Notice: First Circuit Local Rule 36.2(b)6 States Unpublished Opinions May Be Cited Only in Related Cases.fidel Pagan, Plaintiff, Appellant, v. Secretary of Health and Human Services, Defendant, Appellee, 23 F.3d 394 (1st Cir. 1994)Annotate this Case
Appeal from the United States District Court for the District of Puerto Rico [Hon.
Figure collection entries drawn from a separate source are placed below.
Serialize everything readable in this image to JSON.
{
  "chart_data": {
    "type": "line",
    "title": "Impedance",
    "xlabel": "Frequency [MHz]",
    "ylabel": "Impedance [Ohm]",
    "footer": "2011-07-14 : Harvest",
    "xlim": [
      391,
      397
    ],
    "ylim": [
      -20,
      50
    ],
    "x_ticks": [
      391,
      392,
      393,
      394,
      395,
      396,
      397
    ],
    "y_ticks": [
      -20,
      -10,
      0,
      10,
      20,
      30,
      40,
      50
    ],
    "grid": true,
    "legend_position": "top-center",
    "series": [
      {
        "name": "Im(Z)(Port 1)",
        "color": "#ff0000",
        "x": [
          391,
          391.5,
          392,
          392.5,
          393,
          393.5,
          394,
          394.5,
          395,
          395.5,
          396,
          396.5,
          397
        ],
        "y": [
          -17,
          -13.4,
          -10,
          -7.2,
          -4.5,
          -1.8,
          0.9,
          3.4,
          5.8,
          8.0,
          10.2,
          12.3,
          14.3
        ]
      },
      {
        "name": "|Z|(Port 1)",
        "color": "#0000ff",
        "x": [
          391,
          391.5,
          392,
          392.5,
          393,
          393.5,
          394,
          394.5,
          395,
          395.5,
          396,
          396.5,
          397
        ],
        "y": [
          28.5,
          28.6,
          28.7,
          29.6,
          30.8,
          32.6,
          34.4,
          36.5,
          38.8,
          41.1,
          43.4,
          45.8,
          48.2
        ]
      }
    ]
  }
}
Gilberto Gierbolini, U.S. District Judge ]
Paul Ramos Morales on brief for appellant.
Guillermo Gill, United States Attorney, Jose Vazquez Garcia, Assistant United States Attorney, Randolph W. Gaines, Acting Chief Counsel for Social Security, A. George Lowe, Deputy Chief Counsel for Disability Litigation, and Richard Fox, Attorney, Office of the General Counsel, Social Security Division, Department of Health and Human Services, on brief for appellee.
D. Puerto Rico
Before Breyer, Chief Judge, Selya and Boudin, Circuit Judges.
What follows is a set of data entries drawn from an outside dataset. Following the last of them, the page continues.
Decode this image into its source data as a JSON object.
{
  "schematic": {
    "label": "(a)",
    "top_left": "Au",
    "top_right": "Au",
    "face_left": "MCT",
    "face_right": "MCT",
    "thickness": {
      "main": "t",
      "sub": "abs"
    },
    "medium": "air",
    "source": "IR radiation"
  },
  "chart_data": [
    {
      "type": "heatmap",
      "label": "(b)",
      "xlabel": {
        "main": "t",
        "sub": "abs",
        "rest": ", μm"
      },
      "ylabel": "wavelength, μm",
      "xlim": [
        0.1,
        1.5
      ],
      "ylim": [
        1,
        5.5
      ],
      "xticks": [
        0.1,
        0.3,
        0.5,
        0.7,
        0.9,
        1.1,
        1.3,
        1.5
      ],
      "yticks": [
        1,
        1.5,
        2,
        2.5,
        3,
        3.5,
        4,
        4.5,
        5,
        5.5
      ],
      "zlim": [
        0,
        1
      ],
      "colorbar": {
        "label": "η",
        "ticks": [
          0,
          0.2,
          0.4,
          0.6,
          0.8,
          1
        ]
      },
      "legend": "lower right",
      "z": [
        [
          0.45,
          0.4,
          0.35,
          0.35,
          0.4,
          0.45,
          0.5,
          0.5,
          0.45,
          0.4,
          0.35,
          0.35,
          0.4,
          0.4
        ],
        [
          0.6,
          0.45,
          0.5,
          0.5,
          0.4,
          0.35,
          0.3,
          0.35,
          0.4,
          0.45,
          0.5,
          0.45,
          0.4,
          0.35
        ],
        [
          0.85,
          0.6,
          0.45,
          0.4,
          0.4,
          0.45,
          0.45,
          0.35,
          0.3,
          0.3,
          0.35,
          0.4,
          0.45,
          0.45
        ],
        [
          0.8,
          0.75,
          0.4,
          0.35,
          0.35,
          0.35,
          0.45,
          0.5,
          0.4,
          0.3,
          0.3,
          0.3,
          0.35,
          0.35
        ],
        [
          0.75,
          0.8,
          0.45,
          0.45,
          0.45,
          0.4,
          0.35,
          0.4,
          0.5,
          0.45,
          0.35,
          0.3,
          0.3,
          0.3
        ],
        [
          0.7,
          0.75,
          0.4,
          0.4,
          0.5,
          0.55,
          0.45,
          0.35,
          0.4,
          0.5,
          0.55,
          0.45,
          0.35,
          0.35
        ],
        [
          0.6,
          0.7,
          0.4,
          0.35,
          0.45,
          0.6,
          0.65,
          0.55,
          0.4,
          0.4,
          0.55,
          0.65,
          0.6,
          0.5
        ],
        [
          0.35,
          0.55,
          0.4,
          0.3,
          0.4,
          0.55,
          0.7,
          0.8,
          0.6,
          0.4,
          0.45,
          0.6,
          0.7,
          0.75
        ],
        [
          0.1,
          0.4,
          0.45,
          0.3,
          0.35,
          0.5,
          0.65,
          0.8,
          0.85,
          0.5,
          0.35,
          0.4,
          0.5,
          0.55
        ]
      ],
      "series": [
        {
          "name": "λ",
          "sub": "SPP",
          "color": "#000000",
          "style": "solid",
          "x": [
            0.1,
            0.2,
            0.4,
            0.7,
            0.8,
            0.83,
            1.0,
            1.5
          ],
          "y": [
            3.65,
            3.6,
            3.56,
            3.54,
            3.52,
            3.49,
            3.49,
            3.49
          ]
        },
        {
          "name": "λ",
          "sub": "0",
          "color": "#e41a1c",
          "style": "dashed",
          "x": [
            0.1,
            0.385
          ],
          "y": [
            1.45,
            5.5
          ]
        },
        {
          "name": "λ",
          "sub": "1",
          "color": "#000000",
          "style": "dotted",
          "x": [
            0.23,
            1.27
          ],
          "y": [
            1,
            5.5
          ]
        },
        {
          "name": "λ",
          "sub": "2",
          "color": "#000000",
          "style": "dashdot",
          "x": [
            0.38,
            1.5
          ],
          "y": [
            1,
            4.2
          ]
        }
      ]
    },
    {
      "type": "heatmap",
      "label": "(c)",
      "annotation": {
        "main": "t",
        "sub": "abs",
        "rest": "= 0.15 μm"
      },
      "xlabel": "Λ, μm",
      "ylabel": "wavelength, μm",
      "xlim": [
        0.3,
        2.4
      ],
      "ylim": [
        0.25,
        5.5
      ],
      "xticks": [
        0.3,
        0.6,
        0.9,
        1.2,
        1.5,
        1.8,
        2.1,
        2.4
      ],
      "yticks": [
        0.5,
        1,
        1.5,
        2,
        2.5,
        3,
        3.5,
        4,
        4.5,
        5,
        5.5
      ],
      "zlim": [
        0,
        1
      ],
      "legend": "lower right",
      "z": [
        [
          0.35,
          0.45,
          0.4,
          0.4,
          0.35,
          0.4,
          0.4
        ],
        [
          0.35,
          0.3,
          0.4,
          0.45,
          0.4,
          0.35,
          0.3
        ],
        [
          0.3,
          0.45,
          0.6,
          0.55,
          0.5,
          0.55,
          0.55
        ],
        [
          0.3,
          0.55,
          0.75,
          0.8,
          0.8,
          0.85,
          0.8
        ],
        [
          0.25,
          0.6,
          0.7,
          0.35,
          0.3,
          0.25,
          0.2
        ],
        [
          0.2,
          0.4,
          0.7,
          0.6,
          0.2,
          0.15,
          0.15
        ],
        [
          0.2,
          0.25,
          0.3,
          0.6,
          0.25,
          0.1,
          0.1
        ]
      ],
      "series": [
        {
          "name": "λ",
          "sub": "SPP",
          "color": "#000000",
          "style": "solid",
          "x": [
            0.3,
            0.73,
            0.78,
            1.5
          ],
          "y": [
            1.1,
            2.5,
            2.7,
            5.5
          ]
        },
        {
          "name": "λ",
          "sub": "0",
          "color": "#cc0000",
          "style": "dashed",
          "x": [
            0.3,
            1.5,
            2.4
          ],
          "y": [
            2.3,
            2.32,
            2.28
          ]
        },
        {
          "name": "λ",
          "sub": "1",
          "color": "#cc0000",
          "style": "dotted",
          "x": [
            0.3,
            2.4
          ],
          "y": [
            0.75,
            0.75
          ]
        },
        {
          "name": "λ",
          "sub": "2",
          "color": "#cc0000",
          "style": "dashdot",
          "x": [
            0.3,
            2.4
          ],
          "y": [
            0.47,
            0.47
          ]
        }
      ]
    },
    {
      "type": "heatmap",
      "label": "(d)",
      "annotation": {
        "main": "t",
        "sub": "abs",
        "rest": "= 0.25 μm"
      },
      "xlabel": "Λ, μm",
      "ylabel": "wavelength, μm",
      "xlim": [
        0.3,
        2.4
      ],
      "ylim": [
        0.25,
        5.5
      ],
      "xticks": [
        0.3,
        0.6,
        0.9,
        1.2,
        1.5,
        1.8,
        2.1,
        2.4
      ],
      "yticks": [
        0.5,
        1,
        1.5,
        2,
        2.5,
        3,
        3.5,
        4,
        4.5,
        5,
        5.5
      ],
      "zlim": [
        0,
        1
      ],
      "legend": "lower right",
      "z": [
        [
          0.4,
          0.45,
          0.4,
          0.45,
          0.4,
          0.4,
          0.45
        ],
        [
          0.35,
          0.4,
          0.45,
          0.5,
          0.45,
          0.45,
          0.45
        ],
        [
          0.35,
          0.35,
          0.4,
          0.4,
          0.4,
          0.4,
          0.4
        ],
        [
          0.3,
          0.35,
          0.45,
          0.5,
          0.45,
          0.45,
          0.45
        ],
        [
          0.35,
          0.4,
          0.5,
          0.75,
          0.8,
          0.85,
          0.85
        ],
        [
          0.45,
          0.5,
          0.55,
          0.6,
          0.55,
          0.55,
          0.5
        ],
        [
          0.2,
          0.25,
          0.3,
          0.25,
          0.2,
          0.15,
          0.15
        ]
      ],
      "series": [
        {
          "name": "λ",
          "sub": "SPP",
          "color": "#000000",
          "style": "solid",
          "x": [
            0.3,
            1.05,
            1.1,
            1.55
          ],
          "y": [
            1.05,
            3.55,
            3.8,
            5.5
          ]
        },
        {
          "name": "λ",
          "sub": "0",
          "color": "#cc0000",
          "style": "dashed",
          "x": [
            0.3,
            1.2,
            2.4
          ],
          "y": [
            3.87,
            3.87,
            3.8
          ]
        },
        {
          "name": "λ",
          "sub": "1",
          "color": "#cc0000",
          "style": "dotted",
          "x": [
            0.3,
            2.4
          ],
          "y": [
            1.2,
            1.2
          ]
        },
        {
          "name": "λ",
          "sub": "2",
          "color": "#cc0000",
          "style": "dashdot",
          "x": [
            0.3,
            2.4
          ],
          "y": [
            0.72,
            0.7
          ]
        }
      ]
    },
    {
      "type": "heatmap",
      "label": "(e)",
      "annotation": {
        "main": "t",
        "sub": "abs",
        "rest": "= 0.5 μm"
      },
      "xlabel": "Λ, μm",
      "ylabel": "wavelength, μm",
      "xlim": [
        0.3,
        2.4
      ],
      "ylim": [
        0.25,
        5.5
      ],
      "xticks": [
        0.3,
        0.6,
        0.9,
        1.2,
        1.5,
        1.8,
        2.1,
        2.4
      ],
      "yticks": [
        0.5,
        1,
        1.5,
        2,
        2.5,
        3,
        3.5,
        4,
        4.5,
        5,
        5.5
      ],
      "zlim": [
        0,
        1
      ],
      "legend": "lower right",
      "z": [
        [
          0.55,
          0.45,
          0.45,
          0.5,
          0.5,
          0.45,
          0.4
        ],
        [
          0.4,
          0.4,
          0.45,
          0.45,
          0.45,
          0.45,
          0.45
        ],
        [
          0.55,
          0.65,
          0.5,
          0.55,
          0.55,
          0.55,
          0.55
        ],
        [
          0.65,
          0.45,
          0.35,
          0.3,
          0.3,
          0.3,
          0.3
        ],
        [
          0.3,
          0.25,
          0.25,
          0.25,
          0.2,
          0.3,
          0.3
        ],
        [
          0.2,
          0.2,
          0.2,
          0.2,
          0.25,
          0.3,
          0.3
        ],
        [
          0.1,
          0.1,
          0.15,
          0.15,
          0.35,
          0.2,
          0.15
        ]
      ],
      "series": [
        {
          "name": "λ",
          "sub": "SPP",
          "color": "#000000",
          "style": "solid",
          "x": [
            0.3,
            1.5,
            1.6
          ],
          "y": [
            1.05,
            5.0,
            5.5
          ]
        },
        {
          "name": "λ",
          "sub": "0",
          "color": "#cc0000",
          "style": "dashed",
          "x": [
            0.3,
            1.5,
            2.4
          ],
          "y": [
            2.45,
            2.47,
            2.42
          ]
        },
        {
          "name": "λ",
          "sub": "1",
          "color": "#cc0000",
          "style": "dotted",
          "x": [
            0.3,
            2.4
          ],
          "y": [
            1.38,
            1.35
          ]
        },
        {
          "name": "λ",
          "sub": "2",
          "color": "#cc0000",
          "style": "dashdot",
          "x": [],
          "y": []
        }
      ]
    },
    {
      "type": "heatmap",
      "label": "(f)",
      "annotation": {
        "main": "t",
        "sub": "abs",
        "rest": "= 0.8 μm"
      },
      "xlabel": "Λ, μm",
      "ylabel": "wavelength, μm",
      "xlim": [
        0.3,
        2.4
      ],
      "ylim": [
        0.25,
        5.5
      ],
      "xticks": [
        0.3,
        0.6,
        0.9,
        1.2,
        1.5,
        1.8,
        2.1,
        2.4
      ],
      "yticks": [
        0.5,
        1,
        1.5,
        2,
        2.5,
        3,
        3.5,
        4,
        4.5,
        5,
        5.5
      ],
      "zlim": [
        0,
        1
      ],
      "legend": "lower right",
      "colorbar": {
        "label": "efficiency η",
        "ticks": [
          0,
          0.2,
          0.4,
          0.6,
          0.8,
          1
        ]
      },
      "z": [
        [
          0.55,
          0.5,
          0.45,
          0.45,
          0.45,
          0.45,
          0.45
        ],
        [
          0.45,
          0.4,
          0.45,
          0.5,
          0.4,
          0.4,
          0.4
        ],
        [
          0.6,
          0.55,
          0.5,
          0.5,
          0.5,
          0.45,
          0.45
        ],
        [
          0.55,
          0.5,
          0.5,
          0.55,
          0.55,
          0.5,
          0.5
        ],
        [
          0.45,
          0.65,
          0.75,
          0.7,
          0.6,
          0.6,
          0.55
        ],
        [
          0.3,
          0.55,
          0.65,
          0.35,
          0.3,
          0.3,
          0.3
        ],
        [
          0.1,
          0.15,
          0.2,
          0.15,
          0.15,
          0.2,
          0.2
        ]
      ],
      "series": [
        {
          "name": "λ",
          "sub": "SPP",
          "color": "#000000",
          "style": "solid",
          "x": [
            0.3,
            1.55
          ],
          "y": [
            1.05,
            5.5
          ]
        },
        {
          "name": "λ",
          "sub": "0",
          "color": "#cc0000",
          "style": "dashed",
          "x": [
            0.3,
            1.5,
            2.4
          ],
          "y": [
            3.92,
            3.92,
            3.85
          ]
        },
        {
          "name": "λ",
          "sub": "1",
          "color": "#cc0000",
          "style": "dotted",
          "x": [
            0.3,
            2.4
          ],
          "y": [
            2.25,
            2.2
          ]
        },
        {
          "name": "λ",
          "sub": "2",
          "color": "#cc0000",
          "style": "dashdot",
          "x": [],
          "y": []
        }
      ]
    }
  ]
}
Appellant acknowledges that the sole issue involved in the instant appeal was addressed by this court in Rodriguez v. Secretary of HHS, 856 F.2d 338 (1st Cir. 1988). Noting that four circuit courts have reached a contrary conclusion, he requests that our Rodriguez holding be "revisited." Yet it is "black-letter law that, in a multi- panel circuit, newly constituted panels are, with few exceptions ..., bound by prior panel decisions closely in point." Doughty v. Underwriters at Lloyd's, London, 6 F.3d 856, 861 (1st Cir. 1993).
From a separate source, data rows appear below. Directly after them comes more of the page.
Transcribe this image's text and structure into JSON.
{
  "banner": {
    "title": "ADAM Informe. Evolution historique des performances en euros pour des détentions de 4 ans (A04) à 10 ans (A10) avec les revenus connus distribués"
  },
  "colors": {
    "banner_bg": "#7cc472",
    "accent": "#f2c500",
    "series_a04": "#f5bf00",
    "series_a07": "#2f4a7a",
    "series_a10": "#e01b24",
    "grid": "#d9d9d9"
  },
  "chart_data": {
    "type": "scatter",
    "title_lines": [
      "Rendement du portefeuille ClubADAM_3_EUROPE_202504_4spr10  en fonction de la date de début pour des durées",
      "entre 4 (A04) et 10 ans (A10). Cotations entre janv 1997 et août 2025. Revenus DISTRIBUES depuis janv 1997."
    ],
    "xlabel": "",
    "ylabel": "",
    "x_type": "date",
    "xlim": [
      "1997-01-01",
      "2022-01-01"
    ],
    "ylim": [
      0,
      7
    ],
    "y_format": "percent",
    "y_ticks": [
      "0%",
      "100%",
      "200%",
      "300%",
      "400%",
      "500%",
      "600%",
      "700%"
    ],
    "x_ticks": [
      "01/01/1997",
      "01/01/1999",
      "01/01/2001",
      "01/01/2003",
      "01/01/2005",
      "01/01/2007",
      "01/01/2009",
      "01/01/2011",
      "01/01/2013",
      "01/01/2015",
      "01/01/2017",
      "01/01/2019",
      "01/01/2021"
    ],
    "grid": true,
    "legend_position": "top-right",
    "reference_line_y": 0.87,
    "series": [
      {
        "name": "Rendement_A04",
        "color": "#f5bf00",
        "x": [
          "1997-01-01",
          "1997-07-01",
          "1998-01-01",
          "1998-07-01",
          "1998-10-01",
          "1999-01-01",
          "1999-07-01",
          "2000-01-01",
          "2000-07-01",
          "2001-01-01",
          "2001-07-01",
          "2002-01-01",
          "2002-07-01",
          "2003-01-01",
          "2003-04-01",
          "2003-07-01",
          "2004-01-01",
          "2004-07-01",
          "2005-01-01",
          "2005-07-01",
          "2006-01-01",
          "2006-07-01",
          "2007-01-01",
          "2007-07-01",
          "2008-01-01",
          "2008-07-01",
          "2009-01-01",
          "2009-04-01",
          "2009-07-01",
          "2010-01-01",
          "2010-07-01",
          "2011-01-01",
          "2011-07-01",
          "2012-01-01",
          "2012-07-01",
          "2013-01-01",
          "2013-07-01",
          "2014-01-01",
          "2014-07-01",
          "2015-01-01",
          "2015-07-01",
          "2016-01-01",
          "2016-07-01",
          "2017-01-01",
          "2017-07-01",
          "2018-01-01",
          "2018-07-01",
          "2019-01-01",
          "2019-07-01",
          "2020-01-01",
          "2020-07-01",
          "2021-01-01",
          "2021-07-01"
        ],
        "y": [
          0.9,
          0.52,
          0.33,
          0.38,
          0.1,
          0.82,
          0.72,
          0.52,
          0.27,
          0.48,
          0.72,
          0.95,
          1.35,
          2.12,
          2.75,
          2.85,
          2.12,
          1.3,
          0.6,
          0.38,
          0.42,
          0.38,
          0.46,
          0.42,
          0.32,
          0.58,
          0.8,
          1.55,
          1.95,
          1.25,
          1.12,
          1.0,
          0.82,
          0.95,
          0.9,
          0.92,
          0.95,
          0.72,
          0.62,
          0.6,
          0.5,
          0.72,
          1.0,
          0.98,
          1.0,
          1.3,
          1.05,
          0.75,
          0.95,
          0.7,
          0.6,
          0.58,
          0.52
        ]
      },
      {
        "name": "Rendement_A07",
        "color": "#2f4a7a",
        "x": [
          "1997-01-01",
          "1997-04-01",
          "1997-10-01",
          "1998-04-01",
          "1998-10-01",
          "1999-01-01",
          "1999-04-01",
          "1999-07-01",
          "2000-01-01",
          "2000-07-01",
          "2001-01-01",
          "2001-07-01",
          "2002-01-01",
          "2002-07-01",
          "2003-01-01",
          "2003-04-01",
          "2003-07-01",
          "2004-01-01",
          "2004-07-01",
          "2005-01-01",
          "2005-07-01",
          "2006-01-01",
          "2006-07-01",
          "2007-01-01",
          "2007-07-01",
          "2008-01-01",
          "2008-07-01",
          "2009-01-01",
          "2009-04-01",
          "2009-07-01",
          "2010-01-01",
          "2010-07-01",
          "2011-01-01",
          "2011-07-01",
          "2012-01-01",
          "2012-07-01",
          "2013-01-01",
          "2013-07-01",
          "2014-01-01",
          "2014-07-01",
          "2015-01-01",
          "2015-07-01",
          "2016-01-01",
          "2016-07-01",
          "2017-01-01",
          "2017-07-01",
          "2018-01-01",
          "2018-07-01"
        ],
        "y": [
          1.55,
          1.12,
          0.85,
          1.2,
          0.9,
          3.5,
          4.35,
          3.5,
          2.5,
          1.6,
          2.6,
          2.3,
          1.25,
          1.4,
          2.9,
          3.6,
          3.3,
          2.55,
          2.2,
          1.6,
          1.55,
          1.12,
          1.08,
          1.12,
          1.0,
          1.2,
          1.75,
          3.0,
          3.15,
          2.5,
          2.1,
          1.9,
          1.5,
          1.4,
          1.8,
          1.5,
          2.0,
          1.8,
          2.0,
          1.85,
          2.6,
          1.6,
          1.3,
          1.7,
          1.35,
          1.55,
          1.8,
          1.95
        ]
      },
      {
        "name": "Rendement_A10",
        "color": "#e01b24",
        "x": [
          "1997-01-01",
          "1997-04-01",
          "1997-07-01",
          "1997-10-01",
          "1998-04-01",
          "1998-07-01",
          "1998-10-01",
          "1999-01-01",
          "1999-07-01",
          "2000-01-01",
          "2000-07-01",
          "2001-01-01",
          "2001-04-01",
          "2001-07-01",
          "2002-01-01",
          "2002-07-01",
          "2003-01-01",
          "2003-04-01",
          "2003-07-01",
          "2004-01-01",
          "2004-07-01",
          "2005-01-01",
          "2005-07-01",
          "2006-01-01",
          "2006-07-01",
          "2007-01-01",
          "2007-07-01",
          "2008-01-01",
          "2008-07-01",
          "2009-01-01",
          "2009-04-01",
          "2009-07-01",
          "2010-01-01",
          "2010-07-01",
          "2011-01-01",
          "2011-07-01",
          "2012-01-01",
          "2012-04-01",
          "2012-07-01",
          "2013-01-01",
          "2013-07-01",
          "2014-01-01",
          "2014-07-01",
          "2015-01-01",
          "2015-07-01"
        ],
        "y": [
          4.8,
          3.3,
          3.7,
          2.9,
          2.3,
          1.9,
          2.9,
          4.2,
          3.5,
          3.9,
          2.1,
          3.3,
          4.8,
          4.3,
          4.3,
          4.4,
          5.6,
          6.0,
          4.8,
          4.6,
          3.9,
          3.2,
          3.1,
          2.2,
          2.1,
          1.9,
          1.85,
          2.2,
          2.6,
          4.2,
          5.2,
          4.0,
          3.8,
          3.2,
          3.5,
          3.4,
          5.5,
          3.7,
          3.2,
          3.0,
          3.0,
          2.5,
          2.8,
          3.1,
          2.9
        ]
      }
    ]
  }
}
Appellant has advanced no reason to depart from this rule, and we perceive none. It cannot be said that our Rodriguez decision has been "undercut by controlling authority, subsequently announced, such as an opinion of the Supreme Court, an en banc opinion of the circuit court, or a statutory overruling." Metcalf & Eddy, Inc. v. Puerto Rico Aqueduct & Sewer Auth., 945 F.2d 10, 12 (1st Cir. 1991), rev'd on other grounds, 113 S. Ct. 684 (1993). While subsequent amendments to 42 U.S.C. §§ 406(a) & 423(h) have tangential relevance to the issue, see Akers v. Secretary of HHS, 966 F.2d 205, 206 (6th Cir. 1992), they fall short of dictating a construction of section 406(b) different from that reached in Rodriguez. Likewise, it cannot be said that collateral authority has since emerged of sufficient persuasiveness to offer "a convincing reason for believing that the earlier panel ... would change its course." Metcalf & Eddy, Inc., 943 F.2d at 12. The court in Condon v. Secretary of HHS, 853 F.2d 66 (2d Cir. 1988), fully explicated the reasons for adopting a contrary view; the ensuing cases largely echo that rationale. And we specifically rejected the Condon court's reasoning in Rodriguez.